The Value Beyond The Transaction

The traditional image licensing business is a transactional one. Historically, the management of rights was considered to be an ongoing service, but with royalty free models eclipsing rights managed volumes, this is of little to no value for today’s image buyer. All value is wrapped up in the transaction: image rights and metadata are pre-vetted, and those are the most important and critical components to the product. Consumers are buying a license – not an image – and that license makes warranties of accuracy that assuages risk.

Today, there’s little perceived value in the function of an image agency. It’s all about the transaction (and sometimes the organization of inventory). Customers have little loyalty, and it’s of little surprise; the image industry has done little to evolve with the needs of their customers – those exceptions are responsive to price and convenience (e.g., iStockphoto). There are many vendors hawking the same inventory in most markets, and the resultant expectation of the market is akin to vending machine behavior.

Image agencies, in order to secure a future relevancy and add value for their customers, need to diversify. Shutterstocks’ recent acquisition of WebDAM can certainly occupy the category of diversification. The digital asset management company, successful in the enterprise content management space, will allow Shutterstock to drive its core business deeper into the existing corporate market. However, the ECM market is twice the size of the image licensing industry (and will grow over $9B in 2017), so penetration into this market allows for them to sell services across both sectors. With the rise of content marketing and brands as publishers, customer needs – and indeed customers – have converged. Demand for content (including imagery) goes hand in hand with content management demands.

Getty, for nearly a decade, has been selling its own DAM solution (Media Manager) for media-centric companies, but as an early entrant into the ECM market it was modeled on the needs of companies close to Getty – near-in opportunities to sell a new product to existing customers. Developed prior to cloud storage, and repackaging existing technology, it still represented the type of service mentality and alignment with customer needs that is critical in the deployment of successful ECM SaaS solutions.

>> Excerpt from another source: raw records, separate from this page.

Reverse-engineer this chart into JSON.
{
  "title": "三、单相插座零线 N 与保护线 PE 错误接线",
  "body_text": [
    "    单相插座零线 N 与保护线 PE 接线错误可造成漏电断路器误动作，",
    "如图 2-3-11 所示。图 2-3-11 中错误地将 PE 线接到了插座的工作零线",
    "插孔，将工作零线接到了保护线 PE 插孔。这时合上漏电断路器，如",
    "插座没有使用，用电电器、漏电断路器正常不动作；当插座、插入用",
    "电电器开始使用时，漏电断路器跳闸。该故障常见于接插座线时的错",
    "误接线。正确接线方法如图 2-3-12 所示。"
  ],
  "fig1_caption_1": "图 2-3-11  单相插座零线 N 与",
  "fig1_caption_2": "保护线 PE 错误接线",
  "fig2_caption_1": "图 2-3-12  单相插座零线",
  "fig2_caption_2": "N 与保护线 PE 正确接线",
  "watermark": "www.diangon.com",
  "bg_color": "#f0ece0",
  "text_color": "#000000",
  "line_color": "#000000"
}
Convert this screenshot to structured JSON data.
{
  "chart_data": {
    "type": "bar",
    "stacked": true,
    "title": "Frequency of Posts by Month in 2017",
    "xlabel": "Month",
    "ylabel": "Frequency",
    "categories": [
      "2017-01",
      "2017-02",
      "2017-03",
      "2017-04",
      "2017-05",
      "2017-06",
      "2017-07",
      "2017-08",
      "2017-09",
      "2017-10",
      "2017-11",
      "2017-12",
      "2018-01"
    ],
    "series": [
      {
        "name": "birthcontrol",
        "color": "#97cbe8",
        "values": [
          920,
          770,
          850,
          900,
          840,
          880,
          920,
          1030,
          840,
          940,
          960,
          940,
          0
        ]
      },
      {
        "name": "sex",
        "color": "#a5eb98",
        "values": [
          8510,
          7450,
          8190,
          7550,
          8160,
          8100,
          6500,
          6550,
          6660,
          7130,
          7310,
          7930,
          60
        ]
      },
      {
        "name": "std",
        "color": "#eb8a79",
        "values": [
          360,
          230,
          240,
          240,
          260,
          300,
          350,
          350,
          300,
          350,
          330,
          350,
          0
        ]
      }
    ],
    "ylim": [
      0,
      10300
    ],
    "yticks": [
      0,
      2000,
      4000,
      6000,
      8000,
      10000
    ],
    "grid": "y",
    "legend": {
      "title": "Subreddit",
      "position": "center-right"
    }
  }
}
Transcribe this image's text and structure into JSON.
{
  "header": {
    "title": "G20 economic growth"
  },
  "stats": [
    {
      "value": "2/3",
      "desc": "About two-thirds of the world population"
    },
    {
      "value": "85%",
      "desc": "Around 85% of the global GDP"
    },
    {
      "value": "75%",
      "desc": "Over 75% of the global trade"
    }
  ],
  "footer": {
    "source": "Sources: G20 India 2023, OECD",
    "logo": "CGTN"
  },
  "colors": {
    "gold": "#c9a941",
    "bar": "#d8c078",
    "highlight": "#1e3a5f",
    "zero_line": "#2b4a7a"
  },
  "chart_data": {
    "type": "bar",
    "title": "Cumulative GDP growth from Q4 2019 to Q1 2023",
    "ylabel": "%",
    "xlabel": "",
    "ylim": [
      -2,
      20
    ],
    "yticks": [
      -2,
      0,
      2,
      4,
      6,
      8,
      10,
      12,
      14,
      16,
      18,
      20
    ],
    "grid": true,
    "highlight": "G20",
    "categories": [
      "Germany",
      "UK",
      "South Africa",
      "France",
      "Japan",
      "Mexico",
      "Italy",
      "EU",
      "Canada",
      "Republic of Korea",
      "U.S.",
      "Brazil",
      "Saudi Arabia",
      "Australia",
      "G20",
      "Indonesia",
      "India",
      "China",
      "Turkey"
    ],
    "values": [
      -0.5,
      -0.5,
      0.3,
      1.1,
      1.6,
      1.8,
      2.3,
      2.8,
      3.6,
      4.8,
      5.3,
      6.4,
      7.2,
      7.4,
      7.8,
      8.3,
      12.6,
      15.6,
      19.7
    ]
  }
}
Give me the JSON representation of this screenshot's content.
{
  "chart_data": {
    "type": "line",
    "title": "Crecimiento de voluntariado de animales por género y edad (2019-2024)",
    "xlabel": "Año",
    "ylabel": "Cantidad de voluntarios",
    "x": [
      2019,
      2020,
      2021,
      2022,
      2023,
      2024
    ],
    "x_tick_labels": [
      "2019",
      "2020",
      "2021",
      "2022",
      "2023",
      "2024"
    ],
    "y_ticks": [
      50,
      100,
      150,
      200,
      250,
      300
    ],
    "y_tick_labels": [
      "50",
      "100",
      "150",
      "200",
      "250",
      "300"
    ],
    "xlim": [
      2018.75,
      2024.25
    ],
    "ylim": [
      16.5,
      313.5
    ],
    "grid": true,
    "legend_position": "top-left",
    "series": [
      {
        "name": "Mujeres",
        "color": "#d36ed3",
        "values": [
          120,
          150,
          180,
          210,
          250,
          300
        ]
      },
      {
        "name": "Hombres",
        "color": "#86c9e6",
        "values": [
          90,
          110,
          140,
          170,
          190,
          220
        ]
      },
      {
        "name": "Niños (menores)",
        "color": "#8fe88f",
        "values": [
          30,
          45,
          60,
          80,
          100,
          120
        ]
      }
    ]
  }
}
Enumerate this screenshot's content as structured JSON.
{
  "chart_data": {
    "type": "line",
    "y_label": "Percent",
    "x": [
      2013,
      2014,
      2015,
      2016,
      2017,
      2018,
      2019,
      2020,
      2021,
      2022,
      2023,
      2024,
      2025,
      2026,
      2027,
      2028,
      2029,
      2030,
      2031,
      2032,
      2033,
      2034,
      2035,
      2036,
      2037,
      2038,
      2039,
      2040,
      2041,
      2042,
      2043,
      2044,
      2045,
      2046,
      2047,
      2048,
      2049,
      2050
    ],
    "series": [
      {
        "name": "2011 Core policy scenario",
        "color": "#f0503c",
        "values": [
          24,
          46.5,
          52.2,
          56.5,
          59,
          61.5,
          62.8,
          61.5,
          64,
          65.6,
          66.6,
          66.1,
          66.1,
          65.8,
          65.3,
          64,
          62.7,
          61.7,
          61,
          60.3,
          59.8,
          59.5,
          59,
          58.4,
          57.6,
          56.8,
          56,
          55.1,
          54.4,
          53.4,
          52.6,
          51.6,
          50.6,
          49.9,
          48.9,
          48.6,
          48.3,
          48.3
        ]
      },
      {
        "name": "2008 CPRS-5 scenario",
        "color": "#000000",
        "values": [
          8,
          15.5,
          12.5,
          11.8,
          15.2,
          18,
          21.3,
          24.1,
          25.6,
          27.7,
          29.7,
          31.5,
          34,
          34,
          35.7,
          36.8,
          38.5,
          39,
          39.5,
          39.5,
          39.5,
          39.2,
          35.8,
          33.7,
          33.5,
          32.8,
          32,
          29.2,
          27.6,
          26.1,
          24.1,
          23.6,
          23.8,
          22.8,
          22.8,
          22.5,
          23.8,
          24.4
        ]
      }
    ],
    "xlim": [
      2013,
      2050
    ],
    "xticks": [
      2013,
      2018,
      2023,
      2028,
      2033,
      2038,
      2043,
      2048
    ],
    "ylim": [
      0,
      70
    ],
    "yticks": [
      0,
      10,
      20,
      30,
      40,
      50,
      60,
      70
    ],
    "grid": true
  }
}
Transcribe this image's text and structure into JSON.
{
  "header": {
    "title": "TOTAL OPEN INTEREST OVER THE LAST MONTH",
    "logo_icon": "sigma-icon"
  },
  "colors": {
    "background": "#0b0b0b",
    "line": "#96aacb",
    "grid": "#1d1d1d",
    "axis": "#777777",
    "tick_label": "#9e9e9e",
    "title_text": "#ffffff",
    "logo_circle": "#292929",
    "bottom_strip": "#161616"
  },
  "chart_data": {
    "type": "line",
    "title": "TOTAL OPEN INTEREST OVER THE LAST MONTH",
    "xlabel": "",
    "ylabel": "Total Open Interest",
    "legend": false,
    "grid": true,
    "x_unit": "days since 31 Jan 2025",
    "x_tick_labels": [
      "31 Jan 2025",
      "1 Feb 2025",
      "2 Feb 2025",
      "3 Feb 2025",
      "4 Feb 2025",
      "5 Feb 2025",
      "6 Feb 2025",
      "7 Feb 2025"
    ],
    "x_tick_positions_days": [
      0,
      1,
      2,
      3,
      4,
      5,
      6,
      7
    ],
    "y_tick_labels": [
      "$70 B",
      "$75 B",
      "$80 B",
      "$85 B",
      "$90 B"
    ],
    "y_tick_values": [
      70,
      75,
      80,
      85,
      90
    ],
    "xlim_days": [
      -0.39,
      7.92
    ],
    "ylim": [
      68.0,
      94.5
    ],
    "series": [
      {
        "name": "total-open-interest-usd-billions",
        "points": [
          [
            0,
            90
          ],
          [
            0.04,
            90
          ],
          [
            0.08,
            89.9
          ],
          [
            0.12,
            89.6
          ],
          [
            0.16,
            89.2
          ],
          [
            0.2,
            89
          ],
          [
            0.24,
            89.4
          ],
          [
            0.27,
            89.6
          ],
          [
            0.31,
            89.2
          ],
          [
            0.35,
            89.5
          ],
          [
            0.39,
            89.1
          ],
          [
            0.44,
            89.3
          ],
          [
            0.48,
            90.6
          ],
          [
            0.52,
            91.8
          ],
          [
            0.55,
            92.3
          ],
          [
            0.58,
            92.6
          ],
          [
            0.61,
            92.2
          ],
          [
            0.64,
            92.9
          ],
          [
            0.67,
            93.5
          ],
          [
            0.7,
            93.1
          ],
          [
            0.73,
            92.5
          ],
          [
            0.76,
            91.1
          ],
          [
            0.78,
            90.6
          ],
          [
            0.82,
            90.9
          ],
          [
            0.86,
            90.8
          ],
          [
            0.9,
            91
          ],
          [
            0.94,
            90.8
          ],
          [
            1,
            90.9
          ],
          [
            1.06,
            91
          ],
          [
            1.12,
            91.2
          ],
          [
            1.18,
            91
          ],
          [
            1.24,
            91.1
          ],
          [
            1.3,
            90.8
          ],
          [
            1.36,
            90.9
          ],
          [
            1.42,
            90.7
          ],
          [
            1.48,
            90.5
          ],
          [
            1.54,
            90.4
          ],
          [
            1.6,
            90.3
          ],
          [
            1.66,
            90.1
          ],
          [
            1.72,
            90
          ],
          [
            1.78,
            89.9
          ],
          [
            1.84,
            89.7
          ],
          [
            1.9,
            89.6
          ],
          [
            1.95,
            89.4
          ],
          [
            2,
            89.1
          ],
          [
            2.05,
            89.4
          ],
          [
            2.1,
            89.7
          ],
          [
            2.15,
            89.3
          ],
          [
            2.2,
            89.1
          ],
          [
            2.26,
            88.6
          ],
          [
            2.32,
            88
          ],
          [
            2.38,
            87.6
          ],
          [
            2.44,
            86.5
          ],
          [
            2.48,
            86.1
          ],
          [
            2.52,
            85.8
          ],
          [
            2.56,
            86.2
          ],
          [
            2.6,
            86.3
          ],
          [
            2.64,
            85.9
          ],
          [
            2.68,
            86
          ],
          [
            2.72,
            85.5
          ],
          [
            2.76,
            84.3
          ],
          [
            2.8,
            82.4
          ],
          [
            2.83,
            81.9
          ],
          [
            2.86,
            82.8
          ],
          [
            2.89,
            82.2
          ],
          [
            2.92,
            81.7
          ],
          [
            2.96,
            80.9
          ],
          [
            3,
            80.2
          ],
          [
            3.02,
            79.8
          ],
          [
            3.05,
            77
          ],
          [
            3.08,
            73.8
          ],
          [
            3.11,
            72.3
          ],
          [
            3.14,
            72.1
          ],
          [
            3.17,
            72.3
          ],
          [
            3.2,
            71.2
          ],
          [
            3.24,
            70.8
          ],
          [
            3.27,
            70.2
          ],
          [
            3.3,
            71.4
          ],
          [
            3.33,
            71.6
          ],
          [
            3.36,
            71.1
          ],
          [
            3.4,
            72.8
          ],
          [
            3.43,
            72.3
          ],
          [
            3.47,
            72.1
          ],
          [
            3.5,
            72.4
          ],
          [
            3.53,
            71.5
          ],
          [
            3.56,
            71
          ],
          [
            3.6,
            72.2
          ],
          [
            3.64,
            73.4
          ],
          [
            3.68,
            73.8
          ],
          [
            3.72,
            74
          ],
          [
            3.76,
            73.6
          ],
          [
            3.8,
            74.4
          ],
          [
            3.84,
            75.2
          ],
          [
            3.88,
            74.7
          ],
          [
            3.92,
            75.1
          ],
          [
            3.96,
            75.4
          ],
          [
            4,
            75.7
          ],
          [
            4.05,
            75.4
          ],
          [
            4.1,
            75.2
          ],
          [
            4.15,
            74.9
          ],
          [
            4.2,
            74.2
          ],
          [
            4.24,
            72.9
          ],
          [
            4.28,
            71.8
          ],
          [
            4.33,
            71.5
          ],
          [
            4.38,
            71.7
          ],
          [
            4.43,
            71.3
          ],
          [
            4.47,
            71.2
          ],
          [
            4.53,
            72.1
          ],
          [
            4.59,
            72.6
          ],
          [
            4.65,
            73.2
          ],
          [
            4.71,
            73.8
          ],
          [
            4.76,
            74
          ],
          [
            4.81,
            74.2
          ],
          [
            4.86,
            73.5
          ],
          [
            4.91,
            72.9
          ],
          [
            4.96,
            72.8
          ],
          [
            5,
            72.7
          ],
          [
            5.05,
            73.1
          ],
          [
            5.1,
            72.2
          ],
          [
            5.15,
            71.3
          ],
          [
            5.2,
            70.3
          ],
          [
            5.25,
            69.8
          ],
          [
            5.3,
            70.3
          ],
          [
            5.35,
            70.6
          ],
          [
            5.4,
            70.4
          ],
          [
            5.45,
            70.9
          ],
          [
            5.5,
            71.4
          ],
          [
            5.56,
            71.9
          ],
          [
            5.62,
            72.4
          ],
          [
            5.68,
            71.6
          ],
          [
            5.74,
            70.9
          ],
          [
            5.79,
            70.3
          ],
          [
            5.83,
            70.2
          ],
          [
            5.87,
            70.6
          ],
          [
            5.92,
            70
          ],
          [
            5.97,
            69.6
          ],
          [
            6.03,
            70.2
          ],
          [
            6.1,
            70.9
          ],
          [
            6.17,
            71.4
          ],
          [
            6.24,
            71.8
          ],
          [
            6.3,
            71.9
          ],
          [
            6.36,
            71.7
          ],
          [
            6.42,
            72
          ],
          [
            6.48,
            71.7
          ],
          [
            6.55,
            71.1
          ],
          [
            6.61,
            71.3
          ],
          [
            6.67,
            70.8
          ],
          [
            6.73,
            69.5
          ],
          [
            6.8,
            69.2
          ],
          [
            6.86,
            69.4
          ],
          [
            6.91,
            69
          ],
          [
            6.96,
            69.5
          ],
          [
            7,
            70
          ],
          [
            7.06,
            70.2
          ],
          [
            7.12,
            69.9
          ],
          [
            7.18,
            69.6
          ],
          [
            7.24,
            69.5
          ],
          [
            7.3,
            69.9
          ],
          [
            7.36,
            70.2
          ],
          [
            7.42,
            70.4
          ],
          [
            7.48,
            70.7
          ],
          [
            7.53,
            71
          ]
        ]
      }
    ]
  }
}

In the spirit of aligning with the needs of customer, a few other image agencies have been willing to move beyond the transaction into unchartered waters. Yay Images’ most recent subscription service allows customers to edit their images before generating an embed code (and thus hosting the image being used), pivoting toward providing web-based content solutions and away from a strict image vendor. Newly-minted Snapwi.re is focused on creating demand as a request platform, pulling the customer in close on the conversation and empowering them to participate in the creation process.

What about the reverse, where successful services-related businesses ventured into image licensing? Two tales come readily to mind and both share similar paths at the same time: PhotoShelter and Digital Railroad. Both came to market as a photographer portfolio platform, and both took steps toward building a marketplace for their photographers to opt-in and license. Digital Railroad exhibited good growth at the outset of their Marketplace – a big selling point being its unique collection – but other problems doomed the company. Photoshelter, after almost a year in market with their Photoshelter Collection, threw in the towel after not seeing the type of growth they had hoped for.

While service and solution-focused companies seeking to pivot into image licensing struggle in finding traction (in fact, they fail), the incumbents entrenched in image licensing struggle to hold onto their customers and move with them across a changing landscape. Shutterstock’s WebDAM acquisition is a convincing move that reframes the question of what an image agency is, and what it needs to be, but is it also hedging its bets on behalf of its shareholders; is it serious about innovating in the ECM space? Moreover, do others possess the ability, vision and mettle to follow their lead?

The image industry has a lot of knowledge and insight into content management, content distribution and content rights – all of which are highly germane to content marketing and publishing. Many are innovating on the creation and delivery of solutions into this space, but very few are image industry incumbents. If image agencies want to provide value beyond the transaction, they’d be wise to study not only their current customers, but identify their future ones.